Promotion: Use code PERFBLOG to save 10% off my course. Module 1 is free.
While it’s easy to make reports in Power BI, it can be a pain to troubleshoot and tune them. Properly performance tuning Power BI reports requires identifying the bottleneck and using a handful of external applications. This article covers how to narrow down the performance problem, as well as general best practices. Once you understand the fundamentals it gets a lot easier.
Which part is slow?
As a report developer, it can be frustrating a report developer, knowing that something is slow, but not being able to put your finger on it. In my mind, there are 4 main areas where there might be a slowdown:
- Data refresh
- Model calculations
- Visualization rendering
- Everything else
Identifying which one of these is the problem is the first step to improving performance. In most cases, if a report is slow it’s an issue with step 2, your data model.
Tuning the data refresh
The refresh is rarely the problem because the user never sees the refresh process if you are using Import mode. So usually you are going to see a slow refresh when you are authoring the report or if a scheduled refresh fails. Still, it’s important to tune your data refresh to avoid timeouts and minimize how much data your are loading.
Verify that query folding is working
If you are querying a relational database, especially SQL Server, then you want to make sure that query folding is being applied. Query folding is when M code in PowerQuery is pushed down to the source system, often via a SQL query. One simple way to confirm that query folding is working is to right click on a step sand select View Native Query. This will show you the SQL query that will be run against the database. If you have admin privileges on the server, you can also use extended events to monitor the server for queries. If you are doing this, you should limited the monitoring to the Data Mashup engine, which is the application name for Power Query.
Some transformation steps can break query folding, making any steps after them unfoldable. Finding out which steps break folding is a matter of trial and error. But simple transformations, such as filtering rows and removing columns, should be applied as early
Minimize the data you are loading
If you don’t need certain columns, then remove them. If you don’t need certain rows of data, then filter them out. This can improve performance when refreshing the data AND when modelling it later on, which is a win-win.
If your Power BI file is more than 100MB, there is a good chance you are going to see a slowdown due to the data size. Once it gets bigger than that it is important to either work on your DAX code, or look into an alternative querying/hosting method such as DirectQuery or Power BI Premium.

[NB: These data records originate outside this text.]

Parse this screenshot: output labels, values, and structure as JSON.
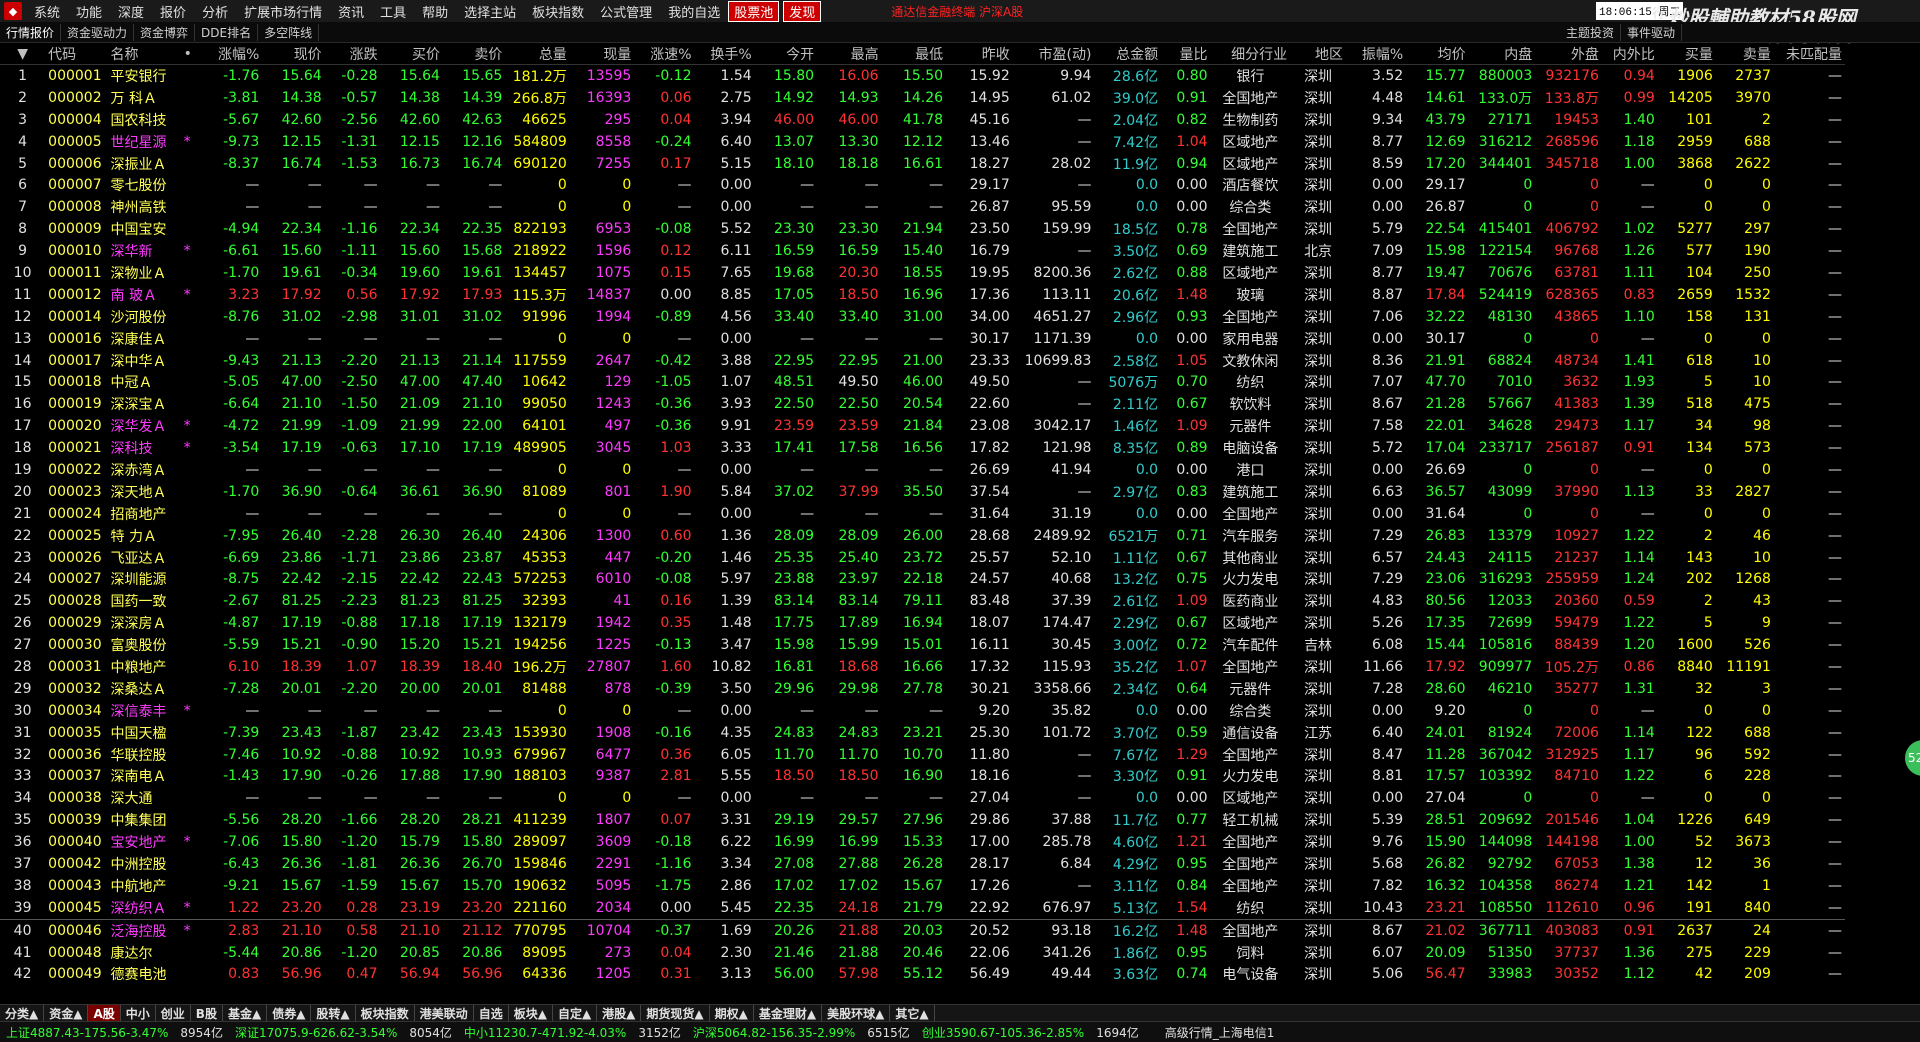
{
  "menu": [
    "系统",
    "功能",
    "深度",
    "报价",
    "分析",
    "扩展市场行情",
    "资讯",
    "工具",
    "帮助",
    "选择主站",
    "板块指数",
    "公式管理",
    "我的自选"
  ],
  "menu_highlight": [
    "股票池",
    "发现"
  ],
  "ticker": "通达信金融终端 沪深A股",
  "clock": "18:06:15 周二",
  "menu_last": "行",
  "watermark": "炒股輔助教材58股网",
  "watermark_url": "www.58Gu.com",
  "tabs": [
    "行情报价",
    "资金驱动力",
    "资金博弈",
    "DDE排名",
    "多空阵线"
  ],
  "tabs_right": [
    "主题投资",
    "事件驱动"
  ],
  "columns": [
    "▼",
    "代码",
    "名称",
    "•",
    "涨幅%",
    "现价",
    "涨跌",
    "买价",
    "卖价",
    "总量",
    "现量",
    "涨速%",
    "换手%",
    "今开",
    "最高",
    "最低",
    "昨收",
    "市盈(动)",
    "总金额",
    "量比",
    "细分行业",
    "地区",
    "振幅%",
    "均价",
    "内盘",
    "外盘",
    "内外比",
    "买量",
    "卖量",
    "未匹配量"
  ],
  "rows": [
    [
      "1",
      "000001",
      "平安银行",
      "",
      "-1.76",
      "15.64",
      "-0.28",
      "15.64",
      "15.65",
      "181.2万",
      "13595",
      "-0.12",
      "1.54",
      "15.80",
      "16.06",
      "15.50",
      "15.92",
      "9.94",
      "28.6亿",
      "0.80",
      "银行",
      "深圳",
      "3.52",
      "15.77",
      "880003",
      "932176",
      "0.94",
      "1906",
      "2737",
      "—"
    ],
    [
      "2",
      "000002",
      "万 科Ａ",
      "",
      "-3.81",
      "14.38",
      "-0.57",
      "14.38",
      "14.39",
      "266.8万",
      "16393",
      "0.06",
      "2.75",
      "14.92",
      "14.93",
      "14.26",
      "14.95",
      "61.02",
      "39.0亿",
      "0.91",
      "全国地产",
      "深圳",
      "4.48",
      "14.61",
      "133.0万",
      "133.8万",
      "0.99",
      "14205",
      "3970",
      "—"
    ],
    [
      "3",
      "000004",
      "国农科技",
      "",
      "-5.67",
      "42.60",
      "-2.56",
      "42.60",
      "42.63",
      "46625",
      "295",
      "0.04",
      "3.94",
      "46.00",
      "46.00",
      "41.78",
      "45.16",
      "—",
      "2.04亿",
      "0.82",
      "生物制药",
      "深圳",
      "9.34",
      "43.79",
      "27171",
      "19453",
      "1.40",
      "101",
      "2",
      "—"
    ],
    [
      "4",
      "000005",
      "世纪星源",
      "*",
      "-9.73",
      "12.15",
      "-1.31",
      "12.15",
      "12.16",
      "584809",
      "8558",
      "-0.24",
      "6.40",
      "13.07",
      "13.30",
      "12.12",
      "13.46",
      "—",
      "7.42亿",
      "1.04",
      "区域地产",
      "深圳",
      "8.77",
      "12.69",
      "316212",
      "268596",
      "1.18",
      "2959",
      "688",
      "—"
    ],
    [
      "5",
      "000006",
      "深振业Ａ",
      "",
      "-8.37",
      "16.74",
      "-1.53",
      "16.73",
      "16.74",
      "690120",
      "7255",
      "0.17",
      "5.15",
      "18.10",
      "18.18",
      "16.61",
      "18.27",
      "28.02",
      "11.9亿",
      "0.94",
      "区域地产",
      "深圳",
      "8.59",
      "17.20",
      "344401",
      "345718",
      "1.00",
      "3868",
      "2622",
      "—"
    ],
    [
      "6",
      "000007",
      "零七股份",
      "",
      "—",
      "—",
      "—",
      "—",
      "—",
      "0",
      "0",
      "—",
      "0.00",
      "—",
      "—",
      "—",
      "29.17",
      "—",
      "0.0",
      "0.00",
      "酒店餐饮",
      "深圳",
      "0.00",
      "29.17",
      "0",
      "0",
      "—",
      "0",
      "0",
      "—"
    ],
    [
      "7",
      "000008",
      "神州高铁",
      "",
      "—",
      "—",
      "—",
      "—",
      "—",
      "0",
      "0",
      "—",
      "0.00",
      "—",
      "—",
      "—",
      "26.87",
      "95.59",
      "0.0",
      "0.00",
      "综合类",
      "深圳",
      "0.00",
      "26.87",
      "0",
      "0",
      "—",
      "0",
      "0",
      "—"
    ],
    [
      "8",
      "000009",
      "中国宝安",
      "",
      "-4.94",
      "22.34",
      "-1.16",
      "22.34",
      "22.35",
      "822193",
      "6953",
      "-0.08",
      "5.52",
      "23.30",
      "23.30",
      "21.94",
      "23.50",
      "159.99",
      "18.5亿",
      "0.78",
      "全国地产",
      "深圳",
      "5.79",
      "22.54",
      "415401",
      "406792",
      "1.02",
      "5277",
      "297",
      "—"
    ],
    [
      "9",
      "000010",
      "深华新",
      "*",
      "-6.61",
      "15.60",
      "-1.11",
      "15.60",
      "15.68",
      "218922",
      "1596",
      "0.12",
      "6.11",
      "16.59",
      "16.59",
      "15.40",
      "16.79",
      "—",
      "3.50亿",
      "0.69",
      "建筑施工",
      "北京",
      "7.09",
      "15.98",
      "122154",
      "96768",
      "1.26",
      "577",
      "190",
      "—"
    ],
    [
      "10",
      "000011",
      "深物业Ａ",
      "",
      "-1.70",
      "19.61",
      "-0.34",
      "19.60",
      "19.61",
      "134457",
      "1075",
      "0.15",
      "7.65",
      "19.68",
      "20.30",
      "18.55",
      "19.95",
      "8200.36",
      "2.62亿",
      "0.88",
      "区域地产",
      "深圳",
      "8.77",
      "19.47",
      "70676",
      "63781",
      "1.11",
      "104",
      "250",
      "—"
    ],
    [
      "11",
      "000012",
      "南 玻Ａ",
      "*",
      "3.23",
      "17.92",
      "0.56",
      "17.92",
      "17.93",
      "115.3万",
      "14837",
      "0.00",
      "8.85",
      "17.05",
      "18.50",
      "16.96",
      "17.36",
      "113.11",
      "20.6亿",
      "1.48",
      "玻璃",
      "深圳",
      "8.87",
      "17.84",
      "524419",
      "628365",
      "0.83",
      "2659",
      "1532",
      "—"
    ],
    [
      "12",
      "000014",
      "沙河股份",
      "",
      "-8.76",
      "31.02",
      "-2.98",
      "31.01",
      "31.02",
      "91996",
      "1994",
      "-0.89",
      "4.56",
      "33.40",
      "33.40",
      "31.00",
      "34.00",
      "4651.27",
      "2.96亿",
      "0.93",
      "全国地产",
      "深圳",
      "7.06",
      "32.22",
      "48130",
      "43865",
      "1.10",
      "158",
      "131",
      "—"
    ],
    [
      "13",
      "000016",
      "深康佳Ａ",
      "",
      "—",
      "—",
      "—",
      "—",
      "—",
      "0",
      "0",
      "—",
      "0.00",
      "—",
      "—",
      "—",
      "30.17",
      "1171.39",
      "0.0",
      "0.00",
      "家用电器",
      "深圳",
      "0.00",
      "30.17",
      "0",
      "0",
      "—",
      "0",
      "0",
      "—"
    ],
    [
      "14",
      "000017",
      "深中华Ａ",
      "",
      "-9.43",
      "21.13",
      "-2.20",
      "21.13",
      "21.14",
      "117559",
      "2647",
      "-0.42",
      "3.88",
      "22.95",
      "22.95",
      "21.00",
      "23.33",
      "10699.83",
      "2.58亿",
      "1.05",
      "文教休闲",
      "深圳",
      "8.36",
      "21.91",
      "68824",
      "48734",
      "1.41",
      "618",
      "10",
      "—"
    ],
    [
      "15",
      "000018",
      "中冠Ａ",
      "",
      "-5.05",
      "47.00",
      "-2.50",
      "47.00",
      "47.40",
      "10642",
      "129",
      "-1.05",
      "1.07",
      "48.51",
      "49.50",
      "46.00",
      "49.50",
      "—",
      "5076万",
      "0.70",
      "纺织",
      "深圳",
      "7.07",
      "47.70",
      "7010",
      "3632",
      "1.93",
      "5",
      "10",
      "—"
    ],
    [
      "16",
      "000019",
      "深深宝Ａ",
      "",
      "-6.64",
      "21.10",
      "-1.50",
      "21.09",
      "21.10",
      "99050",
      "1243",
      "-0.36",
      "3.93",
      "22.50",
      "22.50",
      "20.54",
      "22.60",
      "—",
      "2.11亿",
      "0.67",
      "软饮料",
      "深圳",
      "8.67",
      "21.28",
      "57667",
      "41383",
      "1.39",
      "518",
      "475",
      "—"
    ],
    [
      "17",
      "000020",
      "深华发Ａ",
      "*",
      "-4.72",
      "21.99",
      "-1.09",
      "21.99",
      "22.00",
      "64101",
      "497",
      "-0.36",
      "9.91",
      "23.59",
      "23.59",
      "21.84",
      "23.08",
      "3042.17",
      "1.46亿",
      "1.09",
      "元器件",
      "深圳",
      "7.58",
      "22.01",
      "34628",
      "29473",
      "1.17",
      "34",
      "98",
      "—"
    ],
    [
      "18",
      "000021",
      "深科技",
      "*",
      "-3.54",
      "17.19",
      "-0.63",
      "17.10",
      "17.19",
      "489905",
      "3045",
      "1.03",
      "3.33",
      "17.41",
      "17.58",
      "16.56",
      "17.82",
      "121.98",
      "8.35亿",
      "0.89",
      "电脑设备",
      "深圳",
      "5.72",
      "17.04",
      "233717",
      "256187",
      "0.91",
      "134",
      "573",
      "—"
    ],
    [
      "19",
      "000022",
      "深赤湾Ａ",
      "",
      "—",
      "—",
      "—",
      "—",
      "—",
      "0",
      "0",
      "—",
      "0.00",
      "—",
      "—",
      "—",
      "26.69",
      "41.94",
      "0.0",
      "0.00",
      "港口",
      "深圳",
      "0.00",
      "26.69",
      "0",
      "0",
      "—",
      "0",
      "0",
      "—"
    ],
    [
      "20",
      "000023",
      "深天地Ａ",
      "",
      "-1.70",
      "36.90",
      "-0.64",
      "36.61",
      "36.90",
      "81089",
      "801",
      "1.90",
      "5.84",
      "37.02",
      "37.99",
      "35.50",
      "37.54",
      "—",
      "2.97亿",
      "0.83",
      "建筑施工",
      "深圳",
      "6.63",
      "36.57",
      "43099",
      "37990",
      "1.13",
      "33",
      "2827",
      "—"
    ],
    [
      "21",
      "000024",
      "招商地产",
      "",
      "—",
      "—",
      "—",
      "—",
      "—",
      "0",
      "0",
      "—",
      "0.00",
      "—",
      "—",
      "—",
      "31.64",
      "31.19",
      "0.0",
      "0.00",
      "全国地产",
      "深圳",
      "0.00",
      "31.64",
      "0",
      "0",
      "—",
      "0",
      "0",
      "—"
    ],
    [
      "22",
      "000025",
      "特 力Ａ",
      "",
      "-7.95",
      "26.40",
      "-2.28",
      "26.30",
      "26.40",
      "24306",
      "1300",
      "0.60",
      "1.36",
      "28.09",
      "28.09",
      "26.00",
      "28.68",
      "2489.92",
      "6521万",
      "0.71",
      "汽车服务",
      "深圳",
      "7.29",
      "26.83",
      "13379",
      "10927",
      "1.22",
      "2",
      "46",
      "—"
    ],
    [
      "23",
      "000026",
      "飞亚达Ａ",
      "",
      "-6.69",
      "23.86",
      "-1.71",
      "23.86",
      "23.87",
      "45353",
      "447",
      "-0.20",
      "1.46",
      "25.35",
      "25.40",
      "23.72",
      "25.57",
      "52.10",
      "1.11亿",
      "0.67",
      "其他商业",
      "深圳",
      "6.57",
      "24.43",
      "24115",
      "21237",
      "1.14",
      "143",
      "10",
      "—"
    ],
    [
      "24",
      "000027",
      "深圳能源",
      "",
      "-8.75",
      "22.42",
      "-2.15",
      "22.42",
      "22.43",
      "572253",
      "6010",
      "-0.08",
      "5.97",
      "23.88",
      "23.97",
      "22.18",
      "24.57",
      "40.68",
      "13.2亿",
      "0.75",
      "火力发电",
      "深圳",
      "7.29",
      "23.06",
      "316293",
      "255959",
      "1.24",
      "202",
      "1268",
      "—"
    ],
    [
      "25",
      "000028",
      "国药一致",
      "",
      "-2.67",
      "81.25",
      "-2.23",
      "81.23",
      "81.25",
      "32393",
      "41",
      "0.16",
      "1.39",
      "83.14",
      "83.14",
      "79.11",
      "83.48",
      "37.39",
      "2.61亿",
      "1.09",
      "医药商业",
      "深圳",
      "4.83",
      "80.56",
      "12033",
      "20360",
      "0.59",
      "2",
      "43",
      "—"
    ],
    [
      "26",
      "000029",
      "深深房Ａ",
      "",
      "-4.87",
      "17.19",
      "-0.88",
      "17.18",
      "17.19",
      "132179",
      "1942",
      "0.35",
      "1.48",
      "17.75",
      "17.89",
      "16.94",
      "18.07",
      "174.47",
      "2.29亿",
      "0.67",
      "区域地产",
      "深圳",
      "5.26",
      "17.35",
      "72699",
      "59479",
      "1.22",
      "5",
      "9",
      "—"
    ],
    [
      "27",
      "000030",
      "富奥股份",
      "",
      "-5.59",
      "15.21",
      "-0.90",
      "15.20",
      "15.21",
      "194256",
      "1225",
      "-0.13",
      "3.47",
      "15.98",
      "15.99",
      "15.01",
      "16.11",
      "30.45",
      "3.00亿",
      "0.72",
      "汽车配件",
      "吉林",
      "6.08",
      "15.44",
      "105816",
      "88439",
      "1.20",
      "1600",
      "526",
      "—"
    ],
    [
      "28",
      "000031",
      "中粮地产",
      "",
      "6.10",
      "18.39",
      "1.07",
      "18.39",
      "18.40",
      "196.2万",
      "27807",
      "1.60",
      "10.82",
      "16.81",
      "18.68",
      "16.66",
      "17.32",
      "115.93",
      "35.2亿",
      "1.07",
      "全国地产",
      "深圳",
      "11.66",
      "17.92",
      "909977",
      "105.2万",
      "0.86",
      "8840",
      "11191",
      "—"
    ],
    [
      "29",
      "000032",
      "深桑达Ａ",
      "",
      "-7.28",
      "20.01",
      "-2.20",
      "20.00",
      "20.01",
      "81488",
      "878",
      "-0.39",
      "3.50",
      "29.96",
      "29.98",
      "27.78",
      "30.21",
      "3358.66",
      "2.34亿",
      "0.64",
      "元器件",
      "深圳",
      "7.28",
      "28.60",
      "46210",
      "35277",
      "1.31",
      "32",
      "3",
      "—"
    ],
    [
      "30",
      "000034",
      "深信泰丰",
      "*",
      "—",
      "—",
      "—",
      "—",
      "—",
      "0",
      "0",
      "—",
      "0.00",
      "—",
      "—",
      "—",
      "9.20",
      "35.82",
      "0.0",
      "0.00",
      "综合类",
      "深圳",
      "0.00",
      "9.20",
      "0",
      "0",
      "—",
      "0",
      "0",
      "—"
    ],
    [
      "31",
      "000035",
      "中国天楹",
      "",
      "-7.39",
      "23.43",
      "-1.87",
      "23.42",
      "23.43",
      "153930",
      "1908",
      "-0.16",
      "4.35",
      "24.83",
      "24.83",
      "23.21",
      "25.30",
      "101.72",
      "3.70亿",
      "0.59",
      "通信设备",
      "江苏",
      "6.40",
      "24.01",
      "81924",
      "72006",
      "1.14",
      "122",
      "688",
      "—"
    ],
    [
      "32",
      "000036",
      "华联控股",
      "",
      "-7.46",
      "10.92",
      "-0.88",
      "10.92",
      "10.93",
      "679967",
      "6477",
      "0.36",
      "6.05",
      "11.70",
      "11.70",
      "10.70",
      "11.80",
      "—",
      "7.67亿",
      "1.29",
      "全国地产",
      "深圳",
      "8.47",
      "11.28",
      "367042",
      "312925",
      "1.17",
      "96",
      "592",
      "—"
    ],
    [
      "33",
      "000037",
      "深南电Ａ",
      "",
      "-1.43",
      "17.90",
      "-0.26",
      "17.88",
      "17.90",
      "188103",
      "9387",
      "2.81",
      "5.55",
      "18.50",
      "18.50",
      "16.90",
      "18.16",
      "—",
      "3.30亿",
      "0.91",
      "火力发电",
      "深圳",
      "8.81",
      "17.57",
      "103392",
      "84710",
      "1.22",
      "6",
      "228",
      "—"
    ],
    [
      "34",
      "000038",
      "深大通",
      "",
      "—",
      "—",
      "—",
      "—",
      "—",
      "0",
      "0",
      "—",
      "0.00",
      "—",
      "—",
      "—",
      "27.04",
      "—",
      "0.0",
      "0.00",
      "区域地产",
      "深圳",
      "0.00",
      "27.04",
      "0",
      "0",
      "—",
      "0",
      "0",
      "—"
    ],
    [
      "35",
      "000039",
      "中集集团",
      "",
      "-5.56",
      "28.20",
      "-1.66",
      "28.20",
      "28.21",
      "411239",
      "1807",
      "0.07",
      "3.31",
      "29.19",
      "29.57",
      "27.96",
      "29.86",
      "37.88",
      "11.7亿",
      "0.77",
      "轻工机械",
      "深圳",
      "5.39",
      "28.51",
      "209692",
      "201546",
      "1.04",
      "1226",
      "649",
      "—"
    ],
    [
      "36",
      "000040",
      "宝安地产",
      "*",
      "-7.06",
      "15.80",
      "-1.20",
      "15.79",
      "15.80",
      "289097",
      "3609",
      "-0.18",
      "6.22",
      "16.99",
      "16.99",
      "15.33",
      "17.00",
      "285.78",
      "4.60亿",
      "1.21",
      "全国地产",
      "深圳",
      "9.76",
      "15.90",
      "144098",
      "144198",
      "1.00",
      "52",
      "3673",
      "—"
    ],
    [
      "37",
      "000042",
      "中洲控股",
      "",
      "-6.43",
      "26.36",
      "-1.81",
      "26.36",
      "26.70",
      "159846",
      "2291",
      "-1.16",
      "3.34",
      "27.08",
      "27.88",
      "26.28",
      "28.17",
      "6.84",
      "4.29亿",
      "0.95",
      "全国地产",
      "深圳",
      "5.68",
      "26.82",
      "92792",
      "67053",
      "1.38",
      "12",
      "36",
      "—"
    ],
    [
      "38",
      "000043",
      "中航地产",
      "",
      "-9.21",
      "15.67",
      "-1.59",
      "15.67",
      "15.70",
      "190632",
      "5095",
      "-1.75",
      "2.86",
      "17.02",
      "17.02",
      "15.67",
      "17.26",
      "—",
      "3.11亿",
      "0.84",
      "全国地产",
      "深圳",
      "7.82",
      "16.32",
      "104358",
      "86274",
      "1.21",
      "142",
      "1",
      "—"
    ],
    [
      "39",
      "000045",
      "深纺织Ａ",
      "*",
      "1.22",
      "23.20",
      "0.28",
      "23.19",
      "23.20",
      "221160",
      "2034",
      "0.00",
      "5.45",
      "22.35",
      "24.18",
      "21.79",
      "22.92",
      "676.97",
      "5.13亿",
      "1.54",
      "纺织",
      "深圳",
      "10.43",
      "23.21",
      "108550",
      "112610",
      "0.96",
      "191",
      "840",
      "—"
    ],
    [
      "40",
      "000046",
      "泛海控股",
      "*",
      "2.83",
      "21.10",
      "0.58",
      "21.10",
      "21.12",
      "770795",
      "10704",
      "-0.37",
      "1.69",
      "20.26",
      "21.88",
      "20.03",
      "20.52",
      "93.18",
      "16.2亿",
      "1.48",
      "全国地产",
      "深圳",
      "8.67",
      "21.02",
      "367711",
      "403083",
      "0.91",
      "2637",
      "24",
      "—"
    ],
    [
      "41",
      "000048",
      "康达尔",
      "",
      "-5.44",
      "20.86",
      "-1.20",
      "20.85",
      "20.86",
      "89095",
      "273",
      "0.04",
      "2.30",
      "21.46",
      "21.88",
      "20.46",
      "22.06",
      "341.26",
      "1.86亿",
      "0.95",
      "饲料",
      "深圳",
      "6.07",
      "20.09",
      "51350",
      "37737",
      "1.36",
      "275",
      "229",
      "—"
    ],
    [
      "42",
      "000049",
      "德赛电池",
      "",
      "0.83",
      "56.96",
      "0.47",
      "56.94",
      "56.96",
      "64336",
      "1205",
      "0.31",
      "3.13",
      "56.00",
      "57.98",
      "55.12",
      "56.49",
      "49.44",
      "3.63亿",
      "0.74",
      "电气设备",
      "深圳",
      "5.06",
      "56.47",
      "33983",
      "30352",
      "1.12",
      "42",
      "209",
      "—"
    ]
  ],
  "bottom_tabs": [
    "分类▲",
    "资金▲",
    "A股",
    "中小",
    "创业",
    "B股",
    "基金▲",
    "债券▲",
    "股转▲",
    "板块指数",
    "港美联动",
    "自选",
    "板块▲",
    "自定▲",
    "港股▲",
    "期货现货▲",
    "期权▲",
    "基金理财▲",
    "美股环球▲",
    "其它▲"
  ],
  "bottom_active": "A股",
  "status": [
    "上证4887.43-175.56-3.47%",
    "8954亿",
    "深证17075.9-626.62-3.54%",
    "8054亿",
    "中小11230.7-471.92-4.03%",
    "3152亿",
    "沪深5064.82-156.35-2.99%",
    "6515亿",
    "创业3590.67-105.36-2.85%",
    "1694亿",
    "高级行情_上海电信1"
  ],
  "side_tab": "52"
}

Consider performing joins in DAX, not in M
If you need to establish a relationship purely for filtering reasons, such as using a dimension table, then consider creating the relationship in DAX instead of in PowerQuery. DAX is blazing fast at applying filters, whereas Power Query can be very slow at applying a join, especially if that join is not being folded down to the SQL level. That being said, sometimes the data makes more sense as a flattened table for usability purposes.
Review your applied steps
Because Power Query is such a graphical tool, it can be easy to make changes and then forget about them. I had one customer who would often sort his data and then accidently leave the step in there. This was terrible for performance.
Make use of SQL indexes
If your data is in a relational database, then you want to make sure there are indexes to support your queries. If you are using just a few columns it may be possible to create a covering query that covers all of the columns you need. Work with your DBA to see what your options are. If you are using SQL Server, you can use execution plans to identify if the query is using an index. You will need the SHOW_PLAN permission on the server and you will need to use the View Native Query functionally to get the underlying SQL query
Tuning the model calculations
When someone says that a Power BI report is slow, it is usually an issue with the DAX modelling. Unfortunately, that fact isn’t obvious to the user and it can look like the visuals themselves are slow. Thankfully, there is a tool to identify the difference: the Power BI Performance Analyzer.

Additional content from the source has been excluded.